Hi there,
I have a question about how to run Snakemake tool properly on the HPC (cluster) and I understand that there are at least three ways of doing this below:
1) The following is the content of a test.sh shell script.
#!/bin/bash
#$ -cwd
#$ -V
#$ -l h_rt=48:00:00
#$ -l nodes=10,ppn=1
snakemake -p --cores 10 --snakefile test.snakemake
The way of running is to run "qsub test.sh
" to submit this job to the compute nodes of HPC.

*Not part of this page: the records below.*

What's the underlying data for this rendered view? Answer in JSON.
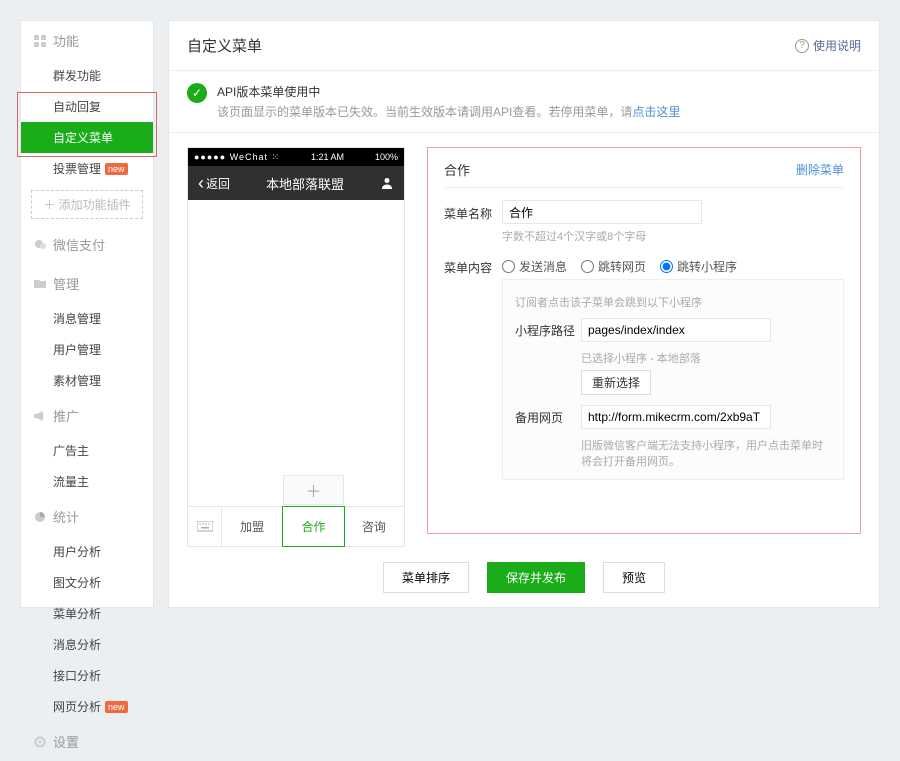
{
  "sidebar": {
    "groups": [
      {
        "title": "功能",
        "icon": "grid",
        "items": [
          {
            "label": "群发功能"
          },
          {
            "label": "自动回复"
          },
          {
            "label": "自定义菜单",
            "active": true,
            "outlined": true
          },
          {
            "label": "投票管理",
            "badge": "new"
          }
        ],
        "add_plugin": "添加功能插件"
      },
      {
        "title": "微信支付",
        "icon": "wechat",
        "items": []
      },
      {
        "title": "管理",
        "icon": "folder",
        "items": [
          {
            "label": "消息管理"
          },
          {
            "label": "用户管理"
          },
          {
            "label": "素材管理"
          }
        ]
      },
      {
        "title": "推广",
        "icon": "megaphone",
        "items": [
          {
            "label": "广告主"
          },
          {
            "label": "流量主"
          }
        ]
      },
      {
        "title": "统计",
        "icon": "pie",
        "items": [
          {
            "label": "用户分析"
          },
          {
            "label": "图文分析"
          },
          {
            "label": "菜单分析"
          },
          {
            "label": "消息分析"
          },
          {
            "label": "接口分析"
          },
          {
            "label": "网页分析",
            "badge": "new"
          }
        ]
      },
      {
        "title": "设置",
        "icon": "gear",
        "items": []
      }
    ]
  },
  "header": {
    "title": "自定义菜单",
    "help": "使用说明"
  },
  "notice": {
    "title": "API版本菜单使用中",
    "sub_prefix": "该页面显示的菜单版本已失效。当前生效版本请调用API查看。若停用菜单，请",
    "link": "点击这里"
  },
  "phone": {
    "carrier": "WeChat",
    "time": "1:21 AM",
    "battery": "100%",
    "back": "返回",
    "title": "本地部落联盟",
    "tabs": [
      "加盟",
      "合作",
      "咨询"
    ],
    "active_tab": 1
  },
  "panel": {
    "name": "合作",
    "delete": "删除菜单",
    "name_label": "菜单名称",
    "name_value": "合作",
    "name_hint": "字数不超过4个汉字或8个字母",
    "content_label": "菜单内容",
    "radios": {
      "msg": "发送消息",
      "web": "跳转网页",
      "mini": "跳转小程序"
    },
    "selected_radio": "mini",
    "mini_intro": "订阅者点击该子菜单会跳到以下小程序",
    "mini_path_label": "小程序路径",
    "mini_path_value": "pages/index/index",
    "mini_selected_prefix": "已选择小程序 - 本地部落",
    "mini_reselect": "重新选择",
    "fallback_label": "备用网页",
    "fallback_value": "http://form.mikecrm.com/2xb9aT",
    "fallback_hint": "旧版微信客户端无法支持小程序，用户点击菜单时将会打开备用网页。"
  },
  "footer": {
    "sort": "菜单排序",
    "save": "保存并发布",
    "preview": "预览"
  }
}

2) Use the --cluster argument suggested by the Snakemake manual (https://snakemake.readthedocs.io/en/v5.1.4/executable.html) as below:
snakemake --cluster qsub -j 32 --snakefile test.snakemake
3) Use the --profile argument suggested by the Snakemake manual (https://snakemake.readthedocs.io/en/v5.1.4/executable.html) as below:
snakemake --profile myprofile --snakefile test.snakemake
I was wondering if the three methods can lead to the same effects. If not, what would be the difference? Although I was told that the first approach is not going to make use of the multiple nodes of HPC, I don't see that it is true as in practice it seems to have made use of the 10 nodes of HPC.
Many thanks,
Tom
I use your approach #1, because I need to load a custom conda environment for snakemake to run. From the documentation, I'm not clear if a job would be launched for each rule or for the entire pipeline when using options 2 and 3 - what is your experience on that?